MPs have always made notes as they doorknocked. Toys in a yard are a fair indicator that the residents might be interested in education. A walking frame might indicate that that elector has a strong interest in health care. Noted in the database, such observations allow parties to target communication with specific electors. The i360 will automatically input a more comprehensive breadth of data than could normally be collected. It’s infinitely more efficient.

It’s not new. It’s no invasion of privacy. It will provide MPs with the ability to understand their electorates better and to target individuals precisely, but to what purpose?

If it is to shamelessly pork barrel critical seats – using public taxation to buy government – that’s hardly a step forward for democracy. If the tailored script tells you what you want to hear, deliberately fudges or ignores the issues that might lose your vote, that’s misleading and dishonest. If parties think our lives are so empty that we need yet more automated polls which “just take a minute of your time” or yet another recorded call from some political luminary talking at me, frankly, I’d rather the technology wasn’t used.

Elections are won one vote at a time. One elector, who does matter, casts every vote. Databases can give our politicians a better understanding of each of us and our individual values.

However, we don’t exist in splendid isolation. We live as a collective, as families and communities. Governments should try to govern in the best interests of the collective with as little intrusion into our individuality as possible.

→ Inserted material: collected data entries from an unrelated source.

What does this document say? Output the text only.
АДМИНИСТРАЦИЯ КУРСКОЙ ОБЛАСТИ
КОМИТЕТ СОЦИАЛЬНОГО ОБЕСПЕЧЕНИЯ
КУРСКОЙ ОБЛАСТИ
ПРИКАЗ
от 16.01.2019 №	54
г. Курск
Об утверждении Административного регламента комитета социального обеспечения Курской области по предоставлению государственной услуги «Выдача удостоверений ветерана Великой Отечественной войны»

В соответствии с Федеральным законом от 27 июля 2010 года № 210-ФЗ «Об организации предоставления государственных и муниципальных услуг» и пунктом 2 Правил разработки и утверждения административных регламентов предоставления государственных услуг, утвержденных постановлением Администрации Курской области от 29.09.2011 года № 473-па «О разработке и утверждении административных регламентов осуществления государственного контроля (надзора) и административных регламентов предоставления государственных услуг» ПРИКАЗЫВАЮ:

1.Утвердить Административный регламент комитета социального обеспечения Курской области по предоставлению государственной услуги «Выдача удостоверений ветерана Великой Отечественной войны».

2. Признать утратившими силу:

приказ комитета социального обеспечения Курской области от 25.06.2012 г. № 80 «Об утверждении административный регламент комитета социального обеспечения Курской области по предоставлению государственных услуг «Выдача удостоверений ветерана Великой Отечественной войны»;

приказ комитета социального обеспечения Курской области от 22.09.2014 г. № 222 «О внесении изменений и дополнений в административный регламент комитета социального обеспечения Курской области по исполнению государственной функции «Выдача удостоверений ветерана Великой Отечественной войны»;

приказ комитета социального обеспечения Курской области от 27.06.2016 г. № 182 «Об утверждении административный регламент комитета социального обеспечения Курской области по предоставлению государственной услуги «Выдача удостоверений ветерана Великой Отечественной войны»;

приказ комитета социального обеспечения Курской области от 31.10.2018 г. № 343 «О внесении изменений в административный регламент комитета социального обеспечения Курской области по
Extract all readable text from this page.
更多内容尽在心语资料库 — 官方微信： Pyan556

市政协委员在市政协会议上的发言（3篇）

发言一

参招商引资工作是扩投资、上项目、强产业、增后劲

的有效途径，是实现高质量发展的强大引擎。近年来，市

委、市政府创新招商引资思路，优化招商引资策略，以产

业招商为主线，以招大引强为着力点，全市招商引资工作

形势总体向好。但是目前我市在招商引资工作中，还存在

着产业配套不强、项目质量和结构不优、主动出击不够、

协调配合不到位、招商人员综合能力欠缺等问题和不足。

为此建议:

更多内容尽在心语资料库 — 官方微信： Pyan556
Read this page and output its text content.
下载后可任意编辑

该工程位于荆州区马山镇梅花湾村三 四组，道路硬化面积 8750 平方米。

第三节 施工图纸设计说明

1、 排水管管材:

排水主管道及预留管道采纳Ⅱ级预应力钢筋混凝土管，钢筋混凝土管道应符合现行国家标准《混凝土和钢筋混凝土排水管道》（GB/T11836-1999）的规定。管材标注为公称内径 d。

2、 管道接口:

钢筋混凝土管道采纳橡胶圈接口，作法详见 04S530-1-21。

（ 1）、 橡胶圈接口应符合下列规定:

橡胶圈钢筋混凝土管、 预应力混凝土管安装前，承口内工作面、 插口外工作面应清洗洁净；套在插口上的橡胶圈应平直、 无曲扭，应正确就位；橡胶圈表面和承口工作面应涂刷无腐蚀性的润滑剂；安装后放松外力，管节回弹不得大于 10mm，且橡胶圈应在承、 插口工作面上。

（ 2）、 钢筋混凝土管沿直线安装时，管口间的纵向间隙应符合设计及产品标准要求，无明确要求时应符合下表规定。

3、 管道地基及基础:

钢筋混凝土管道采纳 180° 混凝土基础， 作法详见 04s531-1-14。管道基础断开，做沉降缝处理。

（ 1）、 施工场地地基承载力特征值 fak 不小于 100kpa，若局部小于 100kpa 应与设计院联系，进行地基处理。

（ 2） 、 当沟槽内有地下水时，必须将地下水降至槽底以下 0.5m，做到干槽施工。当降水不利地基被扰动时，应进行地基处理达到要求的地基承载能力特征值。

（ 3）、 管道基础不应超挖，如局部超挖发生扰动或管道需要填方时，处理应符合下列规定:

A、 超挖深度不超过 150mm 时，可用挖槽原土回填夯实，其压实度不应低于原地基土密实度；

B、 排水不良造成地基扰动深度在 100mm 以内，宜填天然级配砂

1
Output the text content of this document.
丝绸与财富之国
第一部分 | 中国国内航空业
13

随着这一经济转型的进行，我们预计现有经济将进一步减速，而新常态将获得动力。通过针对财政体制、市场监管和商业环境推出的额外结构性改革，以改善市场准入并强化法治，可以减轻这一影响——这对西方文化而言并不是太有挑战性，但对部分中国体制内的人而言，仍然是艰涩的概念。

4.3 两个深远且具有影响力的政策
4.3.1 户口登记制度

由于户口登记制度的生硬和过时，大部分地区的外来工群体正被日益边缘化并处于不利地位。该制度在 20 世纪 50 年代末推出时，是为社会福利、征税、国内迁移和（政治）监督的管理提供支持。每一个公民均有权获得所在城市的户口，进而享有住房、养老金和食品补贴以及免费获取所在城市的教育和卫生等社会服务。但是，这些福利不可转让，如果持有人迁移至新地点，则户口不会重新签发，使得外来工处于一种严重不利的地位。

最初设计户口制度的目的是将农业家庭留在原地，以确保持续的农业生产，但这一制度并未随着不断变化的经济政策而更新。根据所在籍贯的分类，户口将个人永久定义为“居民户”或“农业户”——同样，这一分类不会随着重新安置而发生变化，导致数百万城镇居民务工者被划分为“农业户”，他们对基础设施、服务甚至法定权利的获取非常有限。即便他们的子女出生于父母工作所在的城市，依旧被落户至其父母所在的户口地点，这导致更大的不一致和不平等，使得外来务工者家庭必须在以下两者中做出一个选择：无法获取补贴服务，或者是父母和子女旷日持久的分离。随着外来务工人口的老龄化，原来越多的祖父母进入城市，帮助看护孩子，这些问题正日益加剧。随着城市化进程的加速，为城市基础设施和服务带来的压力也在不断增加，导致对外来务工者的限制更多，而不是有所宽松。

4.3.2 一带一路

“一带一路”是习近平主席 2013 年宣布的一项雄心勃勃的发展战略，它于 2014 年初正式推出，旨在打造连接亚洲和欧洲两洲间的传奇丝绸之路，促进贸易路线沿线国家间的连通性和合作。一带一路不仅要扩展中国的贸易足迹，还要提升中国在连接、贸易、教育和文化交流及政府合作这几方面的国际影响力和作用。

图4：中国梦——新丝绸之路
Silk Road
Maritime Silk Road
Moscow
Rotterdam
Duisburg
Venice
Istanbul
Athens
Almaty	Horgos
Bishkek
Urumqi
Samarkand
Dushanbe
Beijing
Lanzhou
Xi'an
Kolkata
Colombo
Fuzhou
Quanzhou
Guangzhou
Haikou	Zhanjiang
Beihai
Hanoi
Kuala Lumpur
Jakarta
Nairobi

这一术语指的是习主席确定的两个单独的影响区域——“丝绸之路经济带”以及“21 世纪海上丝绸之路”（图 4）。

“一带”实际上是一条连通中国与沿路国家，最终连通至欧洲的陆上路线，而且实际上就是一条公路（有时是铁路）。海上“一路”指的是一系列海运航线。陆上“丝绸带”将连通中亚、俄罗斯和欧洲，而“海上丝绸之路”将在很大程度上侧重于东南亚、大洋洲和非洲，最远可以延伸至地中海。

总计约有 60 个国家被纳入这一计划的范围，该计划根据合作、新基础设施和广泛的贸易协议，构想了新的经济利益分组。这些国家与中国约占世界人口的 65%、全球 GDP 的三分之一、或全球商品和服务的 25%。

We are attracted to policies that benefit ourselves, but that attraction is counter-balanced by what we see as good for our families, communities and those for whom we are building a legacy. Hopefully, it is circumscribed by our deepest values – a fair go, equity and compassion.

If i360 is used to inform us on matters that are important and relevant to us, it will improve our ability to make wise choices. But it’s a party’s policies and vision that will ultimately determine our choice.

Let’s hope the Liberal Party has not forgotten that we elect governments to take us towards a better future. South Australians are looking for a party of leaders with competency, integrity and vision.

If i360 is another power tool in the Liberal kit, good. If it’s a case of the media is the message, they will lose again.

Mark Brindal was a Liberal member of the South Australian Parliament from 1989 to 2006, and was Minister for Water Resources, Local Government, Youth and Employment and Training during the Olsen and Kerin governments.